EDITORIAL: AMERICAN “EXCEPTIONALISM” AND TRUMP’S FASCISM
Vinod Mubayi
Many US Presidents, including President Obama, have celebrated America as an “exceptional” country and voiced many paeans to its exceptionalism. They meant this in a wholly positive sense of course, although it is difficult not to regard the United States at its founding as exceptional in a very different sense: its hypocrisy. The US founding fathers managed to integrate the soaring rhetoric of the Declaration of Independence and the Rights of Man with its complete negation in the practice of a formal system of slavery in many of the colonies along with the ongoing execution of a brutal genocide of the native American population. Now that we have Donald Trump as president, who promised to be a dictator on Day 1 of his second term, an exceptional American form of fascist government appears to be emerging.
Trump is the front man of his MAGA (Make America Great Again) regime whose guiding principle all his life has been What’s In It For Me? His personal political style is that of a bully who seeks domination and demands submission. But, unlike past fascisms like Nazi Germany that were led by a Fuhrer operating through a party with a single ideology based on race or ethnicity, Trump’s fascist movement seems to consist of two distinct sets of followers; one could be considered the ‘America First’ white supremacist type of group of isolationists led by people like Steve Bannon, the other may be called the tech-bro group whose current leader is indisputably Elon Musk, the world richest man. While these two groups may share some common objectives, such as destroying the “deep state”, they have significant differences on other issues and some conflicts between them have already emerged openly, like the one on skilled immigrants and the grant of H1-B visas to foreign tech workers.
Trump gave full freedom to his own fascist impulses as soon as he was inaugurated by pardoning the 1600 criminals who he had incited to assault the US Capitol on Jan 6, 2021 to prevent the certification of Joe Biden’s victory in the November 2020 election. Many of these people had pled guilty to and been convicted of violent assaults on law enforcement personnel and sentenced to long prison terms. This completely arbitrary action showed the whole world clearly the fragility of the legal order in a so-called nation of laws. Trump is a convicted felon himself and he would very likely have been in jail now had he not been rescued by a bizarre judgement of the US Supreme Court last June that essentially made the US president into a monarch instead of a citizen subject to the same laws as any other citizen. Compounding this fragility is the fact that almost no elected member of Congress belonging to the Republican party that currently controls both the Senate and the House of Representatives expressed any disapproval of Trump’s pardons despite the fact that several of them were in acute danger of being assaulted on Jan 6, 2021 themselves when the violent mob instigated by Trump forced its way into the Capitol building. Their subservience to Trump evokes shades of the fealty pledged by Nazi Party political leaders to Adolf Hitler.
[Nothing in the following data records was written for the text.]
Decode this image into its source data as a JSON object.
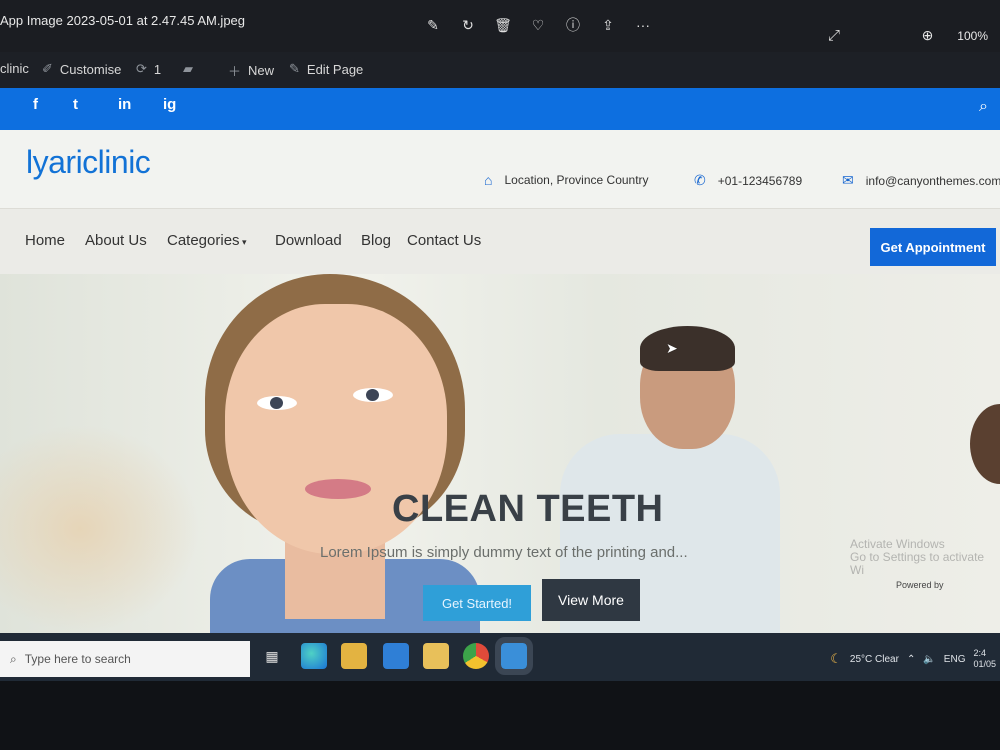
{
  "viewer": {
    "title": "App Image 2023-05-01 at 2.47.45 AM.jpeg",
    "tools": [
      "edit-icon",
      "rotate-icon",
      "delete-icon",
      "favorite-icon",
      "info-icon",
      "share-icon",
      "more-icon"
    ],
    "zoom": "100%"
  },
  "admin_bar": {
    "site": "clinic",
    "customise": "Customise",
    "updates": "1",
    "new": "New",
    "edit_page": "Edit Page"
  },
  "social": [
    "f",
    "t",
    "in",
    "ig"
  ],
  "header": {
    "logo": "lyariclinic",
    "location": "Location, Province Country",
    "phone": "+01-123456789",
    "email": "info@canyonthemes.com"
  },
  "nav": {
    "items": [
      "Home",
      "About Us",
      "Categories",
      "Download",
      "Blog",
      "Contact Us"
    ],
    "cta": "Get Appointment"
  },
  "hero": {
    "title": "CLEAN TEETH",
    "subtitle": "Lorem Ipsum is simply dummy text of the printing and...",
    "btn_primary": "Get Started!",
    "btn_secondary": "View More",
    "watermark_line1": "Activate Windows",
    "watermark_line2": "Go to Settings to activate Wi",
    "powered": "Powered by"
  },
  "taskbar": {
    "search_placeholder": "Type here to search",
    "weather": "25°C Clear",
    "lang": "ENG",
    "time": "2:4",
    "date": "01/05"
  },
  "colors": {
    "brand_blue": "#0d6fe0",
    "appt_blue": "#1268d8",
    "dark_button": "#2f3842"
  }
}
Trying to justify his grotesque pardons, Trump was quoted by the New York Times (NYT) as saying that in his clemency order he tried to recast Jan 6, 2021 as a “day of love” and said the order would “end a grave national injustice that has been perpetrated upon the American people over the last four years” and begin “a process of national reconciliation.” However, NYT also quoted a federal judge who repudiated Trump’s twisted logic. In a written court order Judge Beryl A. Howell stated: “No ‘national injustice’ occurred here, just as no outcome-determinative election fraud occurred in the 2020 presidential election, no ‘process of national reconciliation’ can begin when poor losers, whose preferred candidate loses an election, are glorified for disrupting a constitutionally mandated proceeding in Congress and doing so with impunity.” “This court,” Judge Howell concluded, “cannot let stand the revisionist myth relayed in this presidential pronouncement.”
Not content with overturning established legal judgments, Trump went on to issue a slew of new presidential orders touching almost all aspects of life in the US where the federal government plays a role, ranging from science policy to environmental policy, immigration, health issues, energy policy, gender concerns, regulatory concerns, climate change, and foreign aid.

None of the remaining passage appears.